I cannot predict where a changed mindset will take you, any more than I could have predicted that Dolly the Sheep was possible.  The possibilities suggest, however, that the dog/human relationship can be so much more than what tradition and prior experience may have led us to believe.

I made the change to positive training  techniques many years ago, but it was only two or three years ago,  when Cisu began failing in the ring,  that I made a complete change in philosophy to dog as partner rather than dog as subject.  I can't wait to see what I'm doing in five years, because really, I've just begun to explore the avenues of possibility that are appearing in front of me, and they seem endless.   There is so much to learn.
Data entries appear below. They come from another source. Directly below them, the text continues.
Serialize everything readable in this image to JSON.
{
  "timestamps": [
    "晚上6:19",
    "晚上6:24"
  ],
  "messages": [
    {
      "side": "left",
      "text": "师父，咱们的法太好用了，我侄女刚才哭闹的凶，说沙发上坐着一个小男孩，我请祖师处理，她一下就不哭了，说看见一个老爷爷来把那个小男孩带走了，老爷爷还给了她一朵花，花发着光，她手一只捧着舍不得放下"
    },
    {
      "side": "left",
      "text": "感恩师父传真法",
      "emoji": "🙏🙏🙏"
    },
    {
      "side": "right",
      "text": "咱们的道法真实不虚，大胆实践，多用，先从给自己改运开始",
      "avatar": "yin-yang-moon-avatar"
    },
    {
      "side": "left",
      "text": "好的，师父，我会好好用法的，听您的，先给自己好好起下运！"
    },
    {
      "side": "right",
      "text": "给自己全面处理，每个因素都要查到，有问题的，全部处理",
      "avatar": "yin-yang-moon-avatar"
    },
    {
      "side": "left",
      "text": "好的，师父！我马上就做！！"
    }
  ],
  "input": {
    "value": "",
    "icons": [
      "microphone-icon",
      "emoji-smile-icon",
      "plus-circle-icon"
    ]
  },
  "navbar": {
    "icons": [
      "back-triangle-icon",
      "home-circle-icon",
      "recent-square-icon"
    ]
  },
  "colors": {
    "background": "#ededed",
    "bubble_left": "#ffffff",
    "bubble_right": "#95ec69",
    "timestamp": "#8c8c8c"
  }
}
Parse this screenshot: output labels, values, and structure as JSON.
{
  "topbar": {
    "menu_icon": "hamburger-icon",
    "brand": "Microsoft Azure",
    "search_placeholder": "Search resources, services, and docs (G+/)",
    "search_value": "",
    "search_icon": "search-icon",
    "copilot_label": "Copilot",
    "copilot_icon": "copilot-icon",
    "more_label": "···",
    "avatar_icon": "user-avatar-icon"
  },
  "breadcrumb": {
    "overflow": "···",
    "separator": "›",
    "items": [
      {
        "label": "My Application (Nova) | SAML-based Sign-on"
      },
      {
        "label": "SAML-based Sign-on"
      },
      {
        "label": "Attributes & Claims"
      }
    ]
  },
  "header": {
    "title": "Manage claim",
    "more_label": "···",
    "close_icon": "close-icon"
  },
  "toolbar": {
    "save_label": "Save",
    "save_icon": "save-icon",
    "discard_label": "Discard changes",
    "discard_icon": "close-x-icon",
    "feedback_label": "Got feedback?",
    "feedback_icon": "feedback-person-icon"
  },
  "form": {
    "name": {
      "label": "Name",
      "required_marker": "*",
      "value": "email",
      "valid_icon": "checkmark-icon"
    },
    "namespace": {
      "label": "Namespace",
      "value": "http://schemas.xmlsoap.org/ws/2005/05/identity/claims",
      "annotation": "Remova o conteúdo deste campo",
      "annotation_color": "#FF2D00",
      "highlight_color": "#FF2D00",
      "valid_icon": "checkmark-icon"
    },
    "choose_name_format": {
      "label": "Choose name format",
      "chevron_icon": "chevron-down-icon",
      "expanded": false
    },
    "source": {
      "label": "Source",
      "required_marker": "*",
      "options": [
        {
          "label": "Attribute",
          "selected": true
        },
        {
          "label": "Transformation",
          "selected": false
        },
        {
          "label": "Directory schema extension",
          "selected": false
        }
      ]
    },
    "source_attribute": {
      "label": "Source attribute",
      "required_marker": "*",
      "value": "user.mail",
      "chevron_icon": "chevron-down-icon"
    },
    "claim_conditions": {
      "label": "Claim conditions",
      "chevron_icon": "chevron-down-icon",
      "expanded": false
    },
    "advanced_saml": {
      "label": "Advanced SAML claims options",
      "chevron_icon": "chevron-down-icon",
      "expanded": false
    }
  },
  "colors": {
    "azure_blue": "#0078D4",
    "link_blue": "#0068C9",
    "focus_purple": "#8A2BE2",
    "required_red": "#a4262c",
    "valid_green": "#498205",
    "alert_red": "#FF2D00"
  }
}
Training is a journey, not a destination.  If you think you've arrived, you've already missed out.

52 comments

Laura

Thanks Beth, I was going to mention that specific example, but ended up deleting it because it was getting way too long! :-)

Beth Bishop

Bob Bailey trained dolphins to perform in the open ocean (with LOTS of live fish available for the taking) for well over 10 minutes. What was the reward? A dead fish at the end of the routine. Oh, and NO compulsion. It takes a lot of time and excellent training, but is NOT impossible

Heather Staas

Give it more time! Without the help and support of the experienced people in the sports, really we can’t EXPECT to be winning top scores at the trials YET. First we’ve gotta figure it all out from the ground up, on our own, with what little information and undrestanding we can scrape up. But it’s only a matter of time…

Sarah

I’m a newbie to obedience and I only started training two years ago. Next month, I’m competining in rally novice A with my eight month old shih tzu. I intend to compete in formal obedience with her. I would never have started this journey, not in a million years, if it wasn’t for R+ training. In 2000, I had intended to learn to compete with my shih tzu after watching obedience for hours at a dog show. I was so excited because I had just gotten my dog. I signed up for basic obedience, watched the trainer jerk my dog around when she wouldn’t heel, and I never returned. It took me a decade to find my way back. I don’t know what will happen, but I do know that as long as my dog is having fun, I can go in the ring with her. We will do our best. I’m not nervous about my dog at all, but I need to develop a thicker skin. People seem so opinionated about breeds and how to train. I’m already tired of that.

dfenzi

when I say “tradition”, I mean what is considered “required” now – which varies quite a bit by sport. I simply want people to consider that what we know today is not the end of our knowledge; we’ll have more to work with in a few years. The challenge, from my point of view, is that incremental change only takes us so far…new tools in the toolbox is different than a whole new mindset. In my mind, a new mindset is required for obedience to evolve. But hell, I found my way incrementally, so maybe that’s not a bad thing at all. If change means better quality of life for the dogs we work with and having more fun with them, then I’d argue it’s a good thing.